To learn to be concentrated takes kindness and patience. Training the mind in meditation is like training a puppy. We put the puppy down and say, “Sit. Stay.” What does it do? It gets up and runs around. “Stay.” It turns around again. Twenty times, “Stay.” After a while, slowly, the puppy settles down. Through practice, gently and gradually we can collect ourselves and learn how to be more fully where we are. But remember, this bringing of the heart and mind to what we do builds slowly. At first we may be discouraged. After trying for some days maybe we are mindful 10 percent of the time and 90 percent lost in thought. Then how quickly we judge ourselves! Yet if we look, we will realize that when we began to meditate, we were here only 2 percent of the time, and now we are here five times as much! Fives times more present to touch the earth, to feel the breeze, to see the eyes of others, to be awake to our senses. This is no small improvement.

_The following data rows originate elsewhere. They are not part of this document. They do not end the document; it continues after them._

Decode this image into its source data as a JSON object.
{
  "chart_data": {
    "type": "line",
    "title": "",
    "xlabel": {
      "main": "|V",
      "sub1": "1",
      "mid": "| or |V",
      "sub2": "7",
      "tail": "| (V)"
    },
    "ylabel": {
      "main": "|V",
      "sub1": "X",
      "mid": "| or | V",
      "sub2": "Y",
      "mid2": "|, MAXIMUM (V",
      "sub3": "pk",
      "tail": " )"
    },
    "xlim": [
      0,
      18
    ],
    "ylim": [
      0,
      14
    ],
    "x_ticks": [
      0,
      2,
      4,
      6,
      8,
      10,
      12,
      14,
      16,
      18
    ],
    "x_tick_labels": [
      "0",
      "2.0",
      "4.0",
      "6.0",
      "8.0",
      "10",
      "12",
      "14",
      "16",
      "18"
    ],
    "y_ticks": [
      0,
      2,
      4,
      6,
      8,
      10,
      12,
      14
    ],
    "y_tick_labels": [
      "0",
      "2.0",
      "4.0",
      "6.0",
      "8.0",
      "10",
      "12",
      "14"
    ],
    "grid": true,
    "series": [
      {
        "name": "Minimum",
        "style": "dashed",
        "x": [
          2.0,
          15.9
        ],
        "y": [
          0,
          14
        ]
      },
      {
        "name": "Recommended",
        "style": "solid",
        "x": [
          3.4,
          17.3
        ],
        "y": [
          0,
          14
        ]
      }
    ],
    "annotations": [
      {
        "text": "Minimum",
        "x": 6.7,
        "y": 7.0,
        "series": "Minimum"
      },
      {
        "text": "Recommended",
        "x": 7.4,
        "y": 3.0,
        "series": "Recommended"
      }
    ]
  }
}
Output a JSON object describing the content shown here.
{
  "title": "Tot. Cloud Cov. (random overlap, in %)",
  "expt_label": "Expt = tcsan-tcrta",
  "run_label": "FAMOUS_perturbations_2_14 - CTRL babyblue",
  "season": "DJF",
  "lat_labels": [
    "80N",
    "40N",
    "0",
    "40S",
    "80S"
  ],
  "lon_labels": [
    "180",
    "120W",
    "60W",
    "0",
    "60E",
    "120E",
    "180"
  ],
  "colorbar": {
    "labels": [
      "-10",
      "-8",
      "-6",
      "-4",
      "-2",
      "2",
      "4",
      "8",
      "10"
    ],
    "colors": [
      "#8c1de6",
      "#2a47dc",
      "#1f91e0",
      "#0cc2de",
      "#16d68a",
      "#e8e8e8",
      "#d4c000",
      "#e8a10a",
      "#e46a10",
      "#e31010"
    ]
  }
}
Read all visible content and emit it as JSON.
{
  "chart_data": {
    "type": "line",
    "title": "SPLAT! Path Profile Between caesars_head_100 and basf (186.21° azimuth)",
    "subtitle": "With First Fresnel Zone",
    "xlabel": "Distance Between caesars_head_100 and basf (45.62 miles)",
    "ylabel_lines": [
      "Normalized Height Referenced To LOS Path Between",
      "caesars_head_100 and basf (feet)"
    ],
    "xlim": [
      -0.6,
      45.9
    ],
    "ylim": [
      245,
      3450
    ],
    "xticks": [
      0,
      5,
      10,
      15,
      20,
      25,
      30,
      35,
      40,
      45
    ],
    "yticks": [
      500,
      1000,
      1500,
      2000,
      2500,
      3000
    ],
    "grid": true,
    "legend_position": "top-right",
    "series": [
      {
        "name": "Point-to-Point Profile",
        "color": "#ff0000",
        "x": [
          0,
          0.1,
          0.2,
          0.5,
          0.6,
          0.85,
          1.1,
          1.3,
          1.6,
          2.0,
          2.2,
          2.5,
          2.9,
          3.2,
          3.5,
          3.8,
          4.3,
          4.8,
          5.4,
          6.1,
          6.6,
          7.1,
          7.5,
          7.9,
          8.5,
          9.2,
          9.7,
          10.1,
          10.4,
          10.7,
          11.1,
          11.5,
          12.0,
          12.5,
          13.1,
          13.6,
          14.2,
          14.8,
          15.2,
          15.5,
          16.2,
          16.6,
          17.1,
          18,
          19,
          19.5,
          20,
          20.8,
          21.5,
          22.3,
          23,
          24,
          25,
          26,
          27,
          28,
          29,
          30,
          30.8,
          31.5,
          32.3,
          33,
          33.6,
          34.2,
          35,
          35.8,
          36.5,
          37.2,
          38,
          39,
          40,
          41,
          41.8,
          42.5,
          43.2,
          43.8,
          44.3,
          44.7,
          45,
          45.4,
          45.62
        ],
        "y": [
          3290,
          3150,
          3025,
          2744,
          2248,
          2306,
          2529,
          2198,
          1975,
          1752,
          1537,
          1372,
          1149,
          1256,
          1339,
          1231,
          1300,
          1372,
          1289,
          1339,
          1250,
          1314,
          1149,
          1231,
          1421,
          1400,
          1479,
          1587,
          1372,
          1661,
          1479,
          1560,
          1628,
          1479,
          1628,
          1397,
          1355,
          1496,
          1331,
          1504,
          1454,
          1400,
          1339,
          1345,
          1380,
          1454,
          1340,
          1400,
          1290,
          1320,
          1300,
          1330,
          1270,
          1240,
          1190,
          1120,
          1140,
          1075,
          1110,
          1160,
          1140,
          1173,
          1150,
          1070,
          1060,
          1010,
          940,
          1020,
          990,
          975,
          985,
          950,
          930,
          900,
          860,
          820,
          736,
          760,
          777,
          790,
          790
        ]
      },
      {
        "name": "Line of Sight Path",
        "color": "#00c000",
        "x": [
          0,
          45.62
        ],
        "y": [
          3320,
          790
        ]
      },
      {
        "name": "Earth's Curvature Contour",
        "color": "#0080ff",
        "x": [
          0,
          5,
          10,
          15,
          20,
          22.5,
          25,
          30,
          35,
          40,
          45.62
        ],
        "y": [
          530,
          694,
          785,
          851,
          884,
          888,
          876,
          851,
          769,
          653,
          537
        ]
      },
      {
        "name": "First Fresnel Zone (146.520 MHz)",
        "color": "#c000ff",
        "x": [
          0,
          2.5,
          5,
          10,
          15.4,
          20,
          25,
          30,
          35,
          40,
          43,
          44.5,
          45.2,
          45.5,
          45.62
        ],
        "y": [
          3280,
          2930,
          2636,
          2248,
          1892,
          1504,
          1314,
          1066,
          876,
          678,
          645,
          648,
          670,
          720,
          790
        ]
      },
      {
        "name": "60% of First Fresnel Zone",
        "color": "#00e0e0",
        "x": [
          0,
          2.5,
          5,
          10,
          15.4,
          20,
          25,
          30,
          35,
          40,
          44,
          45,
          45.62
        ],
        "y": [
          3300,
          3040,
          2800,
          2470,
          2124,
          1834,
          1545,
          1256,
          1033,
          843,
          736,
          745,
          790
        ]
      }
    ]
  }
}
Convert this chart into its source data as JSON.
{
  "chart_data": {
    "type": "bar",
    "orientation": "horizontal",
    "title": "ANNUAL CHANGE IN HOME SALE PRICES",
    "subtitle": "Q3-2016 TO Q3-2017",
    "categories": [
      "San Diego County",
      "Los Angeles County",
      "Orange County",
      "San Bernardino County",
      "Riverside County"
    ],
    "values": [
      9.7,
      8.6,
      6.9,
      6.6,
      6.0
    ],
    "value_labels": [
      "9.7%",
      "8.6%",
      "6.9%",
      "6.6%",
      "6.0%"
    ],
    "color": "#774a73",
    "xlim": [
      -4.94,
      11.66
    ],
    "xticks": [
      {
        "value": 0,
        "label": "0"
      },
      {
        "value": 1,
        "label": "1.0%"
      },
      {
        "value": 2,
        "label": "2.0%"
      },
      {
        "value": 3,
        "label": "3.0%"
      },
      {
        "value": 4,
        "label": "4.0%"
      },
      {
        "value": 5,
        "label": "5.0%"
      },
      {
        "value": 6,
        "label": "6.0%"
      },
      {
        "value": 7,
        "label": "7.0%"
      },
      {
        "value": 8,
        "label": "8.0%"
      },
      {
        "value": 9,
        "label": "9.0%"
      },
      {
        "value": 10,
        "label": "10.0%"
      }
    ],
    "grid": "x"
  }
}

The development of steady concentration comes through nurturing an inner peacefulness. As our meditative skill grows, we learn that the mind becomes concentrated not through strain and struggle, but from letting go of anxiety about the past and future, and relaxing into the present. This is a natural process. Through our paying attention, again and again, a quality of calm interest begins to grow and the mind settles lightly into the moment.